I'm sitting next to this guy at the bar. I wrote him a little song in my head it goes "there is no fucking chance you're getting in my pants" gonna sing it to him after he buys me another drink.
It's just a condom. Most people would commend me for saying I was going to start using them, and you're acting like I'm going to try heroin.
The good news is the bleeding stopped. I think I'm going to sober up before I tell you the bad news though.
You were hugging the toilet and shouting "don't let fatty eat me" through the closed door.
So if you ever need to know a guy who knows a guy who knows a guy that can put a 24oz beer can up his ass... Hit me up...
Dude so coolest charity idea ever, think aids walk but instead of miles you drink beers oh the possibilities
accidentally stumbled into a construction site at 3am on the way home.
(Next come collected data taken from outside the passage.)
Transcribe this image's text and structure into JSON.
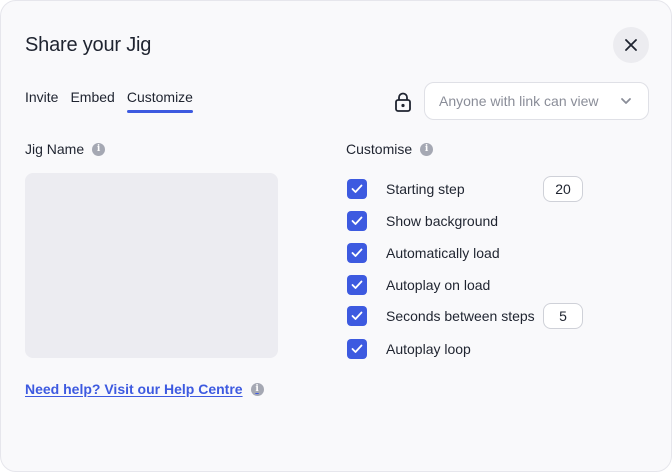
{
  "dialog": {
    "title": "Share your Jig",
    "close_icon": "close-icon"
  },
  "tabs": [
    {
      "label": "Invite",
      "active": false
    },
    {
      "label": "Embed",
      "active": false
    },
    {
      "label": "Customize",
      "active": true
    }
  ],
  "access": {
    "lock_icon": "lock-icon",
    "value": "Anyone with link can view"
  },
  "jig_name": {
    "label": "Jig Name"
  },
  "customise": {
    "label": "Customise",
    "options": [
      {
        "label": "Starting step",
        "checked": true,
        "value": "20"
      },
      {
        "label": "Show background",
        "checked": true
      },
      {
        "label": "Automatically load",
        "checked": true
      },
      {
        "label": "Autoplay on load",
        "checked": true
      },
      {
        "label": "Seconds between steps",
        "checked": true,
        "value": "5"
      },
      {
        "label": "Autoplay loop",
        "checked": true
      }
    ]
  },
  "help": {
    "link_text": "Need help? Visit our Help Centre"
  },
  "colors": {
    "accent": "#3d5ae0",
    "background": "#f9f9fb",
    "muted_text": "#8a8d98"
  }
}
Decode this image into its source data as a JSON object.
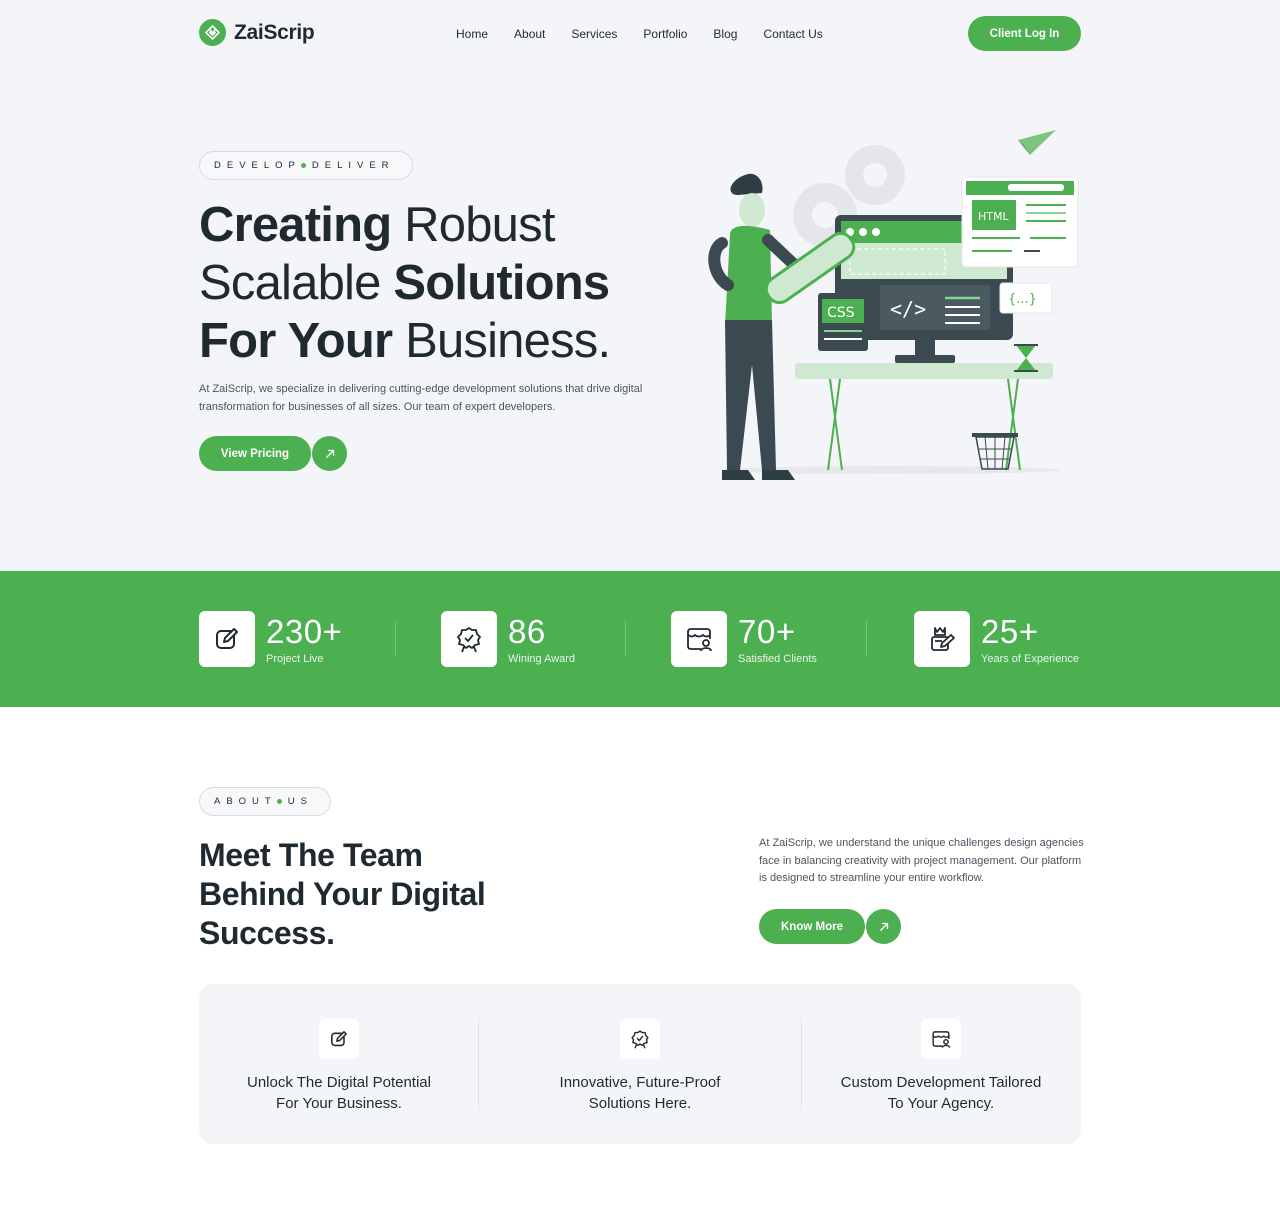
{
  "header": {
    "brand": "ZaiScrip",
    "nav": [
      "Home",
      "About",
      "Services",
      "Portfolio",
      "Blog",
      "Contact Us"
    ],
    "cta": "Client Log In"
  },
  "hero": {
    "eyebrow_a": "DEVELOP",
    "eyebrow_b": "DELIVER",
    "title_l1_bold": "Creating",
    "title_l1_light": " Robust",
    "title_l2_light": "Scalable ",
    "title_l2_bold": "Solutions",
    "title_l3_bold": "For Your",
    "title_l3_light": " Business.",
    "description": "At ZaiScrip, we specialize in delivering cutting-edge development solutions that drive digital transformation for businesses of all sizes. Our team of expert developers.",
    "cta": "View Pricing",
    "illustration": {
      "html_tag": "HTML",
      "css_tag": "CSS",
      "code_tag": "</>",
      "braces_tag": "{...}"
    }
  },
  "stats": [
    {
      "value": "230+",
      "label": "Project Live",
      "icon": "edit-icon"
    },
    {
      "value": "86",
      "label": "Wining Award",
      "icon": "award-badge-icon"
    },
    {
      "value": "70+",
      "label": "Satisfied Clients",
      "icon": "clients-icon"
    },
    {
      "value": "25+",
      "label": "Years of Experience",
      "icon": "experience-icon"
    }
  ],
  "about": {
    "eyebrow_a": "ABOUT",
    "eyebrow_b": "US",
    "title_l1_bold": "Meet The",
    "title_l1_light": " Team",
    "title_l2_light": "Behind Your ",
    "title_l2_bold": "Digital",
    "title_l3_bold": "Success.",
    "description": "At ZaiScrip, we understand the unique challenges design agencies face in balancing creativity with project management. Our platform is designed to streamline your entire workflow.",
    "cta": "Know More"
  },
  "features": [
    {
      "line1": "Unlock The Digital Potential",
      "line2": "For Your Business.",
      "icon": "edit-icon"
    },
    {
      "line1": "Innovative, Future-Proof",
      "line2": "Solutions Here.",
      "icon": "award-badge-icon"
    },
    {
      "line1": "Custom Development Tailored",
      "line2": "To Your Agency.",
      "icon": "clients-icon"
    }
  ],
  "colors": {
    "accent": "#4caf50",
    "dark": "#1f2a30",
    "hero_bg": "#f4f5f8"
  }
}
The bulldozer was locked so we had to settle for rerouting traffic with all the orange cones...
And then you asked me why my legs were so thick and started measuring them with a ruler
he looked at me and said 'happiness is a warm blanket' then stole my vodka.
I said I wanted pizza tattoo on my ass and the tattooist asked me what I wanted on it.
thanks for supporting my whoreish tendencies
I think i just made eye contact with his roommate... while doing reverse cowgirl. Yup i have no shamee
I seriously just had to blow dry my thong.
Blacking out in the security line at the airport is not nearly as fun as blacking out in the lunch line at the dining hall.